— Собаки там ещё. Белочка щенков принесла, они мне нужны, спрашивается, собаки ещё эти. Туда и ходить тяжело, всё в гору, Петровна пообещала, три раза в неделю сама покормит, но чтоб я принесла чего.
— Мау! — воззвал рыжий, и Людмила Владимировна отмахнулась:
— Подожди. Сейчас, дай хоть отдышусь. Ангел стоял, раскрыв маленький рот, смотрел снизу, светил нежным лицом с тёмными глазами и тонкой шеей в распахнутом воротнике плюшевой розовой кофточки. Когда говорила Света, переводил на неё глаза.

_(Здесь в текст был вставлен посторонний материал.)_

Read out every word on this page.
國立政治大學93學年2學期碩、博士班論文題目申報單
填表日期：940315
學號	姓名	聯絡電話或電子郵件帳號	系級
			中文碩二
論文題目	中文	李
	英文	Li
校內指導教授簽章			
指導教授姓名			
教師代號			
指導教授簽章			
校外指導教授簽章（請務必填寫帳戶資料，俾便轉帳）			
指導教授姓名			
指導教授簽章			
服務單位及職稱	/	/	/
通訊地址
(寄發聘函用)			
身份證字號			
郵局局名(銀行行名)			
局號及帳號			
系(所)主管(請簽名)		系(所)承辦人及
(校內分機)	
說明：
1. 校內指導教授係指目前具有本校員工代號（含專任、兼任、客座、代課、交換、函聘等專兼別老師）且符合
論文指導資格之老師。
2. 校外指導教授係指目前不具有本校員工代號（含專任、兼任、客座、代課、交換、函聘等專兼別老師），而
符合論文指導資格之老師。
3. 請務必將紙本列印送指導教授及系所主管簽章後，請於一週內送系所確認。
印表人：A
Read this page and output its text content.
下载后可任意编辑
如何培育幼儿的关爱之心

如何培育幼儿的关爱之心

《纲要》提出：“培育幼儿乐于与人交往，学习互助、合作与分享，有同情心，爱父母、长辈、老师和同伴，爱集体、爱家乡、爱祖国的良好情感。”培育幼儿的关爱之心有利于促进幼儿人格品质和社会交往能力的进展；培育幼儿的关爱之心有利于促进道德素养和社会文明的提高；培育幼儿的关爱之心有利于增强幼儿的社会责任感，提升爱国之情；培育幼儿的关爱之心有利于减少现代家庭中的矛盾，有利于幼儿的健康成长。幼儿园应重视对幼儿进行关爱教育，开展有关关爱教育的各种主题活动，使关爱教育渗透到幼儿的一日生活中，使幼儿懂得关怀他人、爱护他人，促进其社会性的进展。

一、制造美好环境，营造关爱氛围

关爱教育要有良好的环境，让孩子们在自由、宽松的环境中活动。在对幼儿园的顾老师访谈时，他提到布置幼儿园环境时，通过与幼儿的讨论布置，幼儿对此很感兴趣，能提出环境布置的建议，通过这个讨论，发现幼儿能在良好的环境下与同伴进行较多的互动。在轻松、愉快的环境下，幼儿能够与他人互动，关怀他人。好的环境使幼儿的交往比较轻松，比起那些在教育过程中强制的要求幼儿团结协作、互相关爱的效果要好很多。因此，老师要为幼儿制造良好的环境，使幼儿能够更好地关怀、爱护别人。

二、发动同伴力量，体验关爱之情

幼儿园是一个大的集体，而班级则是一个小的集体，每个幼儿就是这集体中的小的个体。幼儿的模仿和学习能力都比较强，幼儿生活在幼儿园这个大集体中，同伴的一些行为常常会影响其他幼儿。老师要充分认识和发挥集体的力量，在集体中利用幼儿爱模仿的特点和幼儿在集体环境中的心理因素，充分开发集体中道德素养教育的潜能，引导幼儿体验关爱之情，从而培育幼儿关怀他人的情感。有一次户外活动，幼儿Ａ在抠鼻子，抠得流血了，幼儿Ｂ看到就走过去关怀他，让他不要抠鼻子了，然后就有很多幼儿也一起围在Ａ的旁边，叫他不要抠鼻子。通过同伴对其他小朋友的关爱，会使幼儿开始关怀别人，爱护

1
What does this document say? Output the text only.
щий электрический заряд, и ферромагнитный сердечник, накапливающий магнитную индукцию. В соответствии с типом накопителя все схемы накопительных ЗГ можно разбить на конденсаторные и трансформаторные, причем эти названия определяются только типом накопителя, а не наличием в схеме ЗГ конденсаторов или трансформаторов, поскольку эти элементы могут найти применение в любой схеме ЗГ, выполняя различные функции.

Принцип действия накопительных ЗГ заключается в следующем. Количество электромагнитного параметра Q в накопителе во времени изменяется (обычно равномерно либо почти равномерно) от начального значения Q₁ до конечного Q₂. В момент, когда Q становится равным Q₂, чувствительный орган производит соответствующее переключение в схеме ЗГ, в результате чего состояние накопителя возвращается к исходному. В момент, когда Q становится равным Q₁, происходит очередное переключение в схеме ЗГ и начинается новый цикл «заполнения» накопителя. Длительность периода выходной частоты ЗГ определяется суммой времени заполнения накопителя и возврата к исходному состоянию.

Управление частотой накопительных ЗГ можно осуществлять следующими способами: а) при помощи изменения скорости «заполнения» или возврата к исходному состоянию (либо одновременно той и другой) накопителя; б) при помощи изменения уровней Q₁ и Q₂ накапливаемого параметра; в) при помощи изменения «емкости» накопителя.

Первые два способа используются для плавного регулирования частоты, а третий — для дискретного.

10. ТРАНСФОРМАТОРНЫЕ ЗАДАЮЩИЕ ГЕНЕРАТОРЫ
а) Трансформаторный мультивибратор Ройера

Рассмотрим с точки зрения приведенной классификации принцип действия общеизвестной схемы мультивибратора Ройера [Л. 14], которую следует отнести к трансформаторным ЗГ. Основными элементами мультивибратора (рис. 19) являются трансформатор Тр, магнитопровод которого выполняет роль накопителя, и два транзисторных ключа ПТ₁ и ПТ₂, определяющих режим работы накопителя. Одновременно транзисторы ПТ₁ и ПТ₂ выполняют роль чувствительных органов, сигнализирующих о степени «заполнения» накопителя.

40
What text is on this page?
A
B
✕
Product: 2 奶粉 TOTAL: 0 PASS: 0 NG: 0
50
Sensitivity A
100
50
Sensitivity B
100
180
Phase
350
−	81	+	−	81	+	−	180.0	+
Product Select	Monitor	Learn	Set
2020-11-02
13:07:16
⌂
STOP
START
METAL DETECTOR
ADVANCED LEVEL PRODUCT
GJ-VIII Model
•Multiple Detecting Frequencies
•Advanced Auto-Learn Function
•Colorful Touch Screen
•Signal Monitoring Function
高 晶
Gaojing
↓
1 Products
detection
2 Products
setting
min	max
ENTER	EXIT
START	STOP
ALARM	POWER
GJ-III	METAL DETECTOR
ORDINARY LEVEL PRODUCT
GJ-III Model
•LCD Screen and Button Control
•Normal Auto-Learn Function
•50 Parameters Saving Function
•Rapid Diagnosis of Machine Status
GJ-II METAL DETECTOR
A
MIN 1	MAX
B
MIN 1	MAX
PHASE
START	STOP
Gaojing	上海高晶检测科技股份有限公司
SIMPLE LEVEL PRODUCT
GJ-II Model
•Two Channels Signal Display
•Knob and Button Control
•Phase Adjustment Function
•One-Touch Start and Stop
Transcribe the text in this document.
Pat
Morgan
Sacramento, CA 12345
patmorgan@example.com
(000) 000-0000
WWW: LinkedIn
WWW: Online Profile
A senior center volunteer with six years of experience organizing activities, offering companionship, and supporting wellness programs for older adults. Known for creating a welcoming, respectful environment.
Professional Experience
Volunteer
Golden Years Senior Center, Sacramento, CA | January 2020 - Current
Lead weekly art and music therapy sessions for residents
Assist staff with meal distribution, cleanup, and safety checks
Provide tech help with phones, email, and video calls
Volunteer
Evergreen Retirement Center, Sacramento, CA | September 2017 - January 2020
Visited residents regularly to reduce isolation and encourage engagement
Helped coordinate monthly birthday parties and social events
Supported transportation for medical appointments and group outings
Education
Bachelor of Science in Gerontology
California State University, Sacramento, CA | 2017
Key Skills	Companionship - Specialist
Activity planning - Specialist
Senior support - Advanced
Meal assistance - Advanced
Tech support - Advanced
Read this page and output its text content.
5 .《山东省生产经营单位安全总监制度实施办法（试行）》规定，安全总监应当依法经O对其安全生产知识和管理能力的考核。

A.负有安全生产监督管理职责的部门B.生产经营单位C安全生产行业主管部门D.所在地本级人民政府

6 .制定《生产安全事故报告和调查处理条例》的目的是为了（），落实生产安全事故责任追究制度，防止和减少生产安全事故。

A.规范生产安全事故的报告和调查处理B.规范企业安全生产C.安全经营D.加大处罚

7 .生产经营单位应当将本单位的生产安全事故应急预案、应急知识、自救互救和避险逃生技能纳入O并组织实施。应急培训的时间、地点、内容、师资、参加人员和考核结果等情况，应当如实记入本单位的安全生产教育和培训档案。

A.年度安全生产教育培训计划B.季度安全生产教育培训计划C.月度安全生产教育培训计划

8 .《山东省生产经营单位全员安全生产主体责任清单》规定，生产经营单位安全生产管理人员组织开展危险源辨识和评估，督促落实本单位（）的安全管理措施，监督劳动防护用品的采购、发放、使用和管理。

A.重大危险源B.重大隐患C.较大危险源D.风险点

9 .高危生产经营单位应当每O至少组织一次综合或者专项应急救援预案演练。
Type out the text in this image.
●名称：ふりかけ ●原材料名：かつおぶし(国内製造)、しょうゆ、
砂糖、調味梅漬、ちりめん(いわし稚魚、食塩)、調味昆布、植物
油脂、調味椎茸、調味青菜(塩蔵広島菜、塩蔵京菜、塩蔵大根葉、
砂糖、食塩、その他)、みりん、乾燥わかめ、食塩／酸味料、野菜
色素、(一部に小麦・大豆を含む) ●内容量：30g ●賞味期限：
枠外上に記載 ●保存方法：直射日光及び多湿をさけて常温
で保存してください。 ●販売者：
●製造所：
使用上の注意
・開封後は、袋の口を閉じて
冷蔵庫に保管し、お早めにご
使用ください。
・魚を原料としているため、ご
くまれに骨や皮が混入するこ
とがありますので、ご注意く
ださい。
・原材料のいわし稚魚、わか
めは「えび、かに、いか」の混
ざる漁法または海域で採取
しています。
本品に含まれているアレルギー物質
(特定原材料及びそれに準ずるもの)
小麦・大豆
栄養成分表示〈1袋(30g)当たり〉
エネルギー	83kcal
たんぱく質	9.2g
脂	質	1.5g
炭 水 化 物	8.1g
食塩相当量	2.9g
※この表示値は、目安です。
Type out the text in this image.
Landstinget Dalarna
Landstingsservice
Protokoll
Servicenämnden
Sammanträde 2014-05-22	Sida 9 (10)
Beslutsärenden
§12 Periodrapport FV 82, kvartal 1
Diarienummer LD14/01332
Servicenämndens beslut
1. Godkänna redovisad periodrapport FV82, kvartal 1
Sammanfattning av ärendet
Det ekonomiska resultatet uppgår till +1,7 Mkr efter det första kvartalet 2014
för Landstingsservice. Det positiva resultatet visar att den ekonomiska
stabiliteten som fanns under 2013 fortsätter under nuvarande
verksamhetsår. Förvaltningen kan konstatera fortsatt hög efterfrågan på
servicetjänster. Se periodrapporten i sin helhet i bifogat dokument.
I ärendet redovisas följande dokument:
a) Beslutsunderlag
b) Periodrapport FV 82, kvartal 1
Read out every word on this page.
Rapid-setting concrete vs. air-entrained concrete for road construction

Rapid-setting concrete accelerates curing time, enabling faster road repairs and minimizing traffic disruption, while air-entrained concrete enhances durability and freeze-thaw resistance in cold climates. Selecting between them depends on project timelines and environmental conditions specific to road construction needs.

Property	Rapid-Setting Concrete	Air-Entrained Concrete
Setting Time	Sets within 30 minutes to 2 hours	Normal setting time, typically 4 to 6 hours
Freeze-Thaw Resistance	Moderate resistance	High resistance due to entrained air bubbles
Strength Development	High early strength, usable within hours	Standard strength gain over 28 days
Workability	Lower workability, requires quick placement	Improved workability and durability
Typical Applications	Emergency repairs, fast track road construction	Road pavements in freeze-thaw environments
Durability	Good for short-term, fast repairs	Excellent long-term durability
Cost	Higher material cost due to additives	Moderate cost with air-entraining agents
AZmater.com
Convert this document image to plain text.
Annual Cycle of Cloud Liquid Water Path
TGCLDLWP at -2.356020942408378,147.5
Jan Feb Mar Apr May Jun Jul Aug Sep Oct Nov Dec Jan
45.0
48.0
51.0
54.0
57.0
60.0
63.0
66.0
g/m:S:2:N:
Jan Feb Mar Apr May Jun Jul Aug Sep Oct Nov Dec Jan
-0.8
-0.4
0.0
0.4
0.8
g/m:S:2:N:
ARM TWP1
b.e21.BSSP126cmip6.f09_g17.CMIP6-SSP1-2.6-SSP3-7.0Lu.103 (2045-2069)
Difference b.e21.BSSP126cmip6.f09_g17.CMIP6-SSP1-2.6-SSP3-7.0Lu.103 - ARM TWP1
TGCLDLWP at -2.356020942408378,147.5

— Щенки. Вам с котятами бы справиться, — Света покачала головой. Женщина, махнув рукой, засмеялась:
— Их уже разобрали. Всех четверых. Вот мамка выкормит, и возьмут, тут же дворы, у всех собаки. Только рано ещё. А котят снова подкинули, две коробки, ну что за люди. Я ж и так с пяти вечера до десяти. Пока обойду всех, а ещё сварить надо. Вынимая из пакета пластиковые миски, ставила их на каменный парапет, половником плюхала в каждую из открытой кастрюли кашу с вареной рыбой. И коты, кошки, котята-подростки накидывались на еду, урча и вскрикивая, если кто-то совался украсть чужое. Бродя за Людмилой Владимировной, Света кивала, ахала, гладила пушистые спины, качала головой в ответ на жалобы. Фонари разгорались всё ярче, тявкала Молька, суетясь между цветных котов, с набережной бумкала музыка, тоскливо выводил неверно заученную фразу саксофон. Взревел прогулочный катер, выписывая по воде круги и светя неоновыми фантастическими огнями. Бумажка перекочевала из кармана джинсов в руку Людмилы Владимировны, и та стесненно кивнула.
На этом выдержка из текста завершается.